How to read these figures
This resource synthesizes published climate, health and development research into a structured analytical frame. The scores are judgments designed to make coupling legible — not measured quantities with decimal precision.
What the scores are
HCPI dimension scores (0–10) are structured analytical judgments synthesizing the sources above — not measured quantities. They are designed to make coupling and medium-impact legible, not to assert decimal precision.
Why coupling and medium are weighted highest
A narrow tail risk that hits one system ranks below a problem that breaks grids, schools, farms and finance at once. Weights (K 0.25, M 0.20) encode that a coupled, productivity-eroding problem is structurally worse than an isolated one.
Temperature bands, not points
All late-century figures are ranges across a middle (SSP2-4.5) and weak (SSP5-8.5) path. “Feels-like” uses heat-index; WBGT is the work-safety metric; MAT is the chronic-niche metric. They answer different questions and are not interchangeable.
Population-weighting
Regional figures are weighted toward where people actually live (lowland megacities), not land-area averages — which is why population-weighted MAT runs hotter than territorial means.
Uncertainty
Ranges widen with time horizon and weaken with path certainty. Treat post-2060 figures as scenario envelopes, not forecasts. Figures are rounded; see each chart for the metric used.

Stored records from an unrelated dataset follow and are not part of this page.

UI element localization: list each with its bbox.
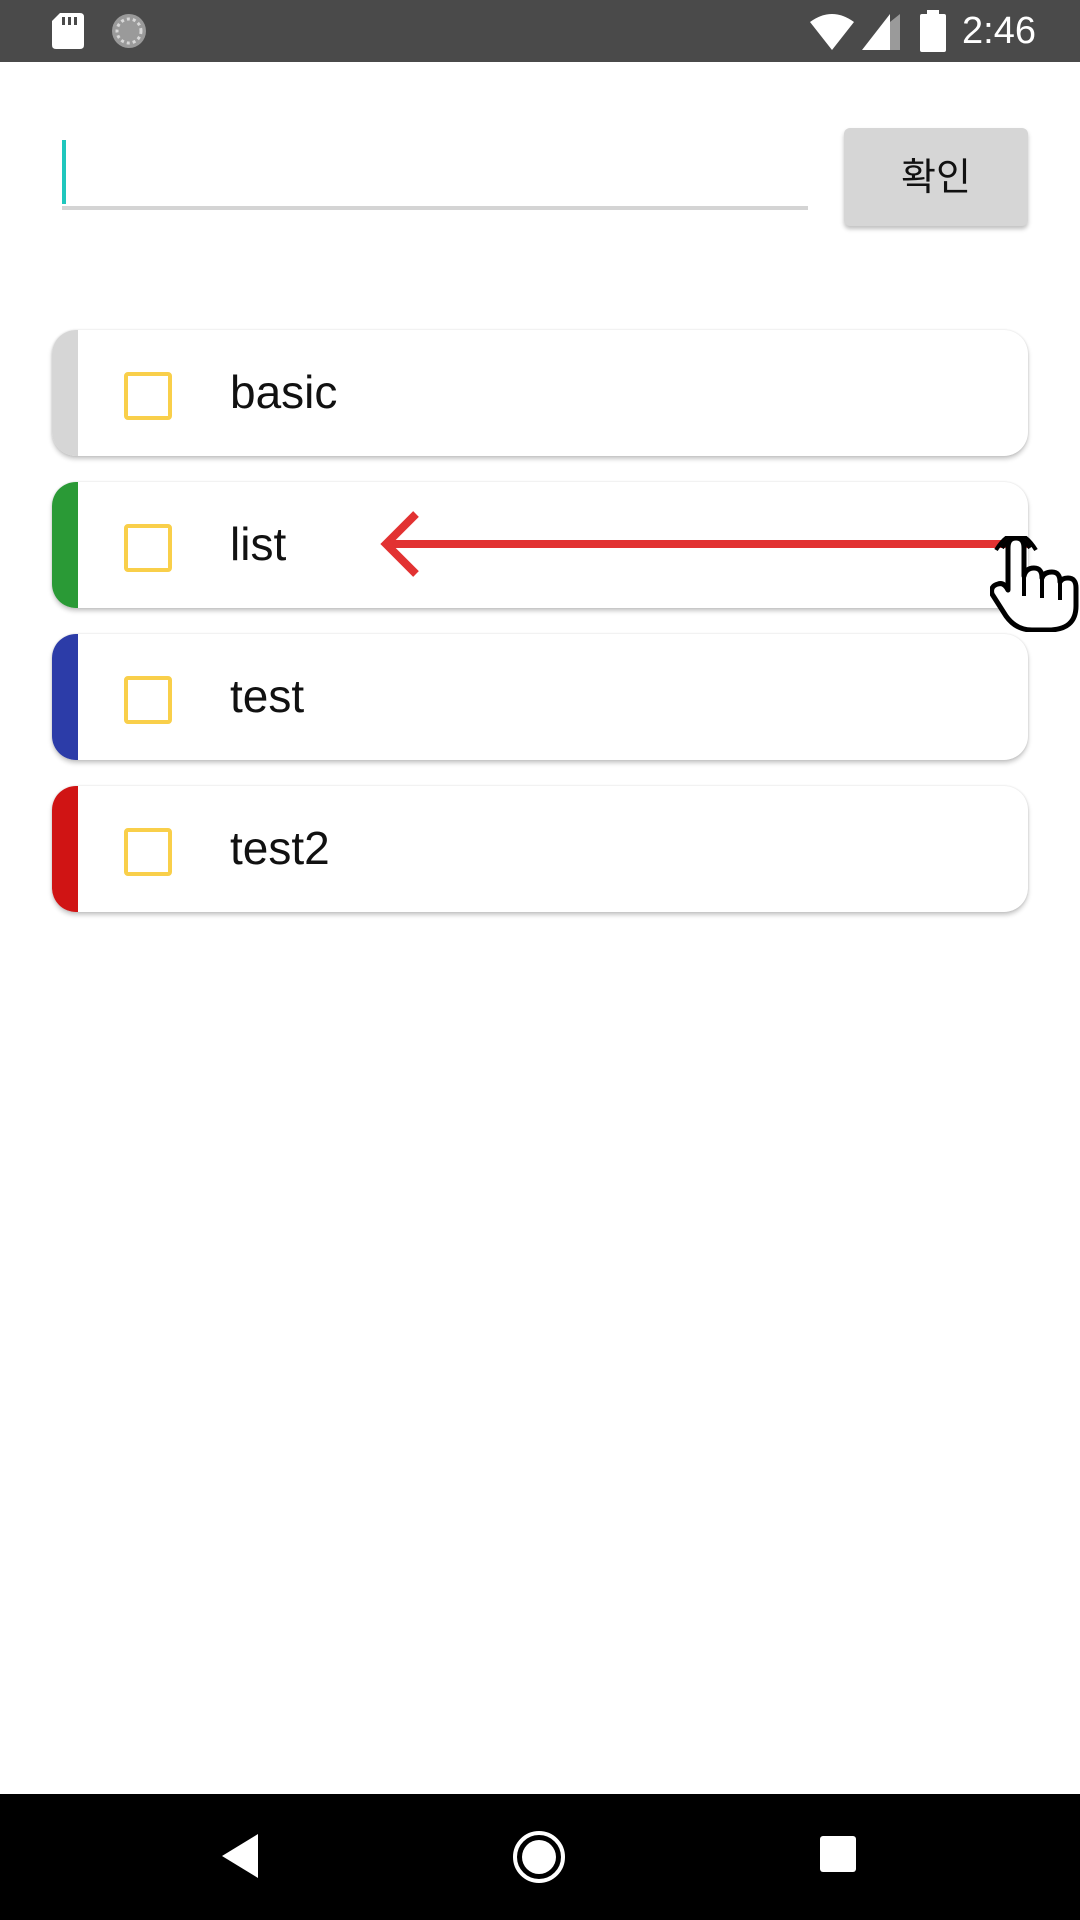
list-item[interactable]: test	[52, 634, 1028, 760]
checkbox[interactable]	[124, 372, 172, 420]
back-icon[interactable]	[222, 1834, 258, 1878]
app-screen: 2:46 확인 basic list test test2	[0, 0, 1080, 1920]
list-item-label: basic	[230, 366, 338, 418]
category-color-bar	[52, 330, 78, 456]
battery-icon	[920, 10, 946, 52]
category-color-bar	[52, 482, 78, 608]
todo-input-wrapper	[62, 130, 808, 214]
checkbox[interactable]	[124, 828, 172, 876]
todo-list: basic list test test2	[52, 330, 1028, 938]
status-bar: 2:46	[0, 0, 1080, 62]
status-time: 2:46	[962, 10, 1036, 52]
list-item[interactable]: test2	[52, 786, 1028, 912]
todo-input[interactable]	[62, 130, 808, 210]
sd-card-icon	[52, 13, 84, 49]
list-item-label: test	[230, 670, 305, 722]
list-item-label: list	[230, 518, 287, 570]
confirm-button[interactable]: 확인	[844, 128, 1028, 226]
wifi-icon	[810, 14, 854, 50]
navigation-bar	[0, 1794, 1080, 1920]
category-color-bar	[52, 786, 78, 912]
checkbox[interactable]	[124, 524, 172, 572]
checkbox[interactable]	[124, 676, 172, 724]
list-item[interactable]: basic	[52, 330, 1028, 456]
list-item[interactable]: list	[52, 482, 1028, 608]
recents-icon[interactable]	[820, 1836, 856, 1872]
signal-icon	[862, 14, 900, 50]
list-item-label: test2	[230, 822, 330, 874]
category-color-bar	[52, 634, 78, 760]
text-cursor	[62, 140, 66, 204]
home-icon[interactable]	[512, 1830, 566, 1884]
sync-icon	[112, 14, 146, 48]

The six dimensions & weights
| Code | Dimension | Question | Weight |
|---|---|---|---|
| E | Exposure | What share of humanity is hit? | 15% |
| U | Urgency | When does damage peak / lock in? | 15% |
| L | Lock-in | How reversible? (10 = permanent) | 10% |
| K | Coupling | How many other systems does it drag down? | 25% |
| M | Medium | Impact on labor, cognition, health, learning | 20% |
| D | D-gap | Institutional need minus installed stock | 15% |
HCPI = 0.15·E + 0.15·U + 0.10·L + 0.25·K + 0.20·M + 0.15·ΔD
Source register
| Organization | Work | What it informs |
|---|---|---|
| World Bank | Unlivable: What the Urban Heat Island Effect Means for LAC ↗ | Extreme-heat-day projections and within-city UHI stratification. |
| World Bank | Economics of Climate Adaptation (ECA) — Heat | Cooling demand, labor productivity and adaptation cost framing. |
| IPCC | AR6 WGI & WGII | SSP scenario temperature ranges, committed warming, reversibility. |
| CMIP6 / SSP | Scenario ensemble | SSP2-4.5 (middle) and SSP5-8.5 (weak) used for band ranges. |
| Scientific Reports (2025) | City mean-annual-temperature niche exceedance | Cities and population crossing >29°C MAT by period. |
| SALURBAL | Salud Urbana en América Latina | Urban heat and health across Latin American cities. |
| Nature Sustainability | Human climate niche | Population pushed outside the historical temperature niche. |
| WHO | Ambient air quality guidelines (2021) | PM₂.₅ 5 µg/m³ guideline; ~94% of population above it. |
| Lancet Countdown | Health and climate change | Heat mortality, labor-hour loss, aging interaction. |
| Frontiers | Urban heatwave exposure projections | Compound exposure under SSP pathways. |
Citations identify the bodies of work synthesized; specific figures are rounded and combined across scenarios. This resource is an analytical synthesis for reasoning, not a primary data source. Verify against originals before operational use.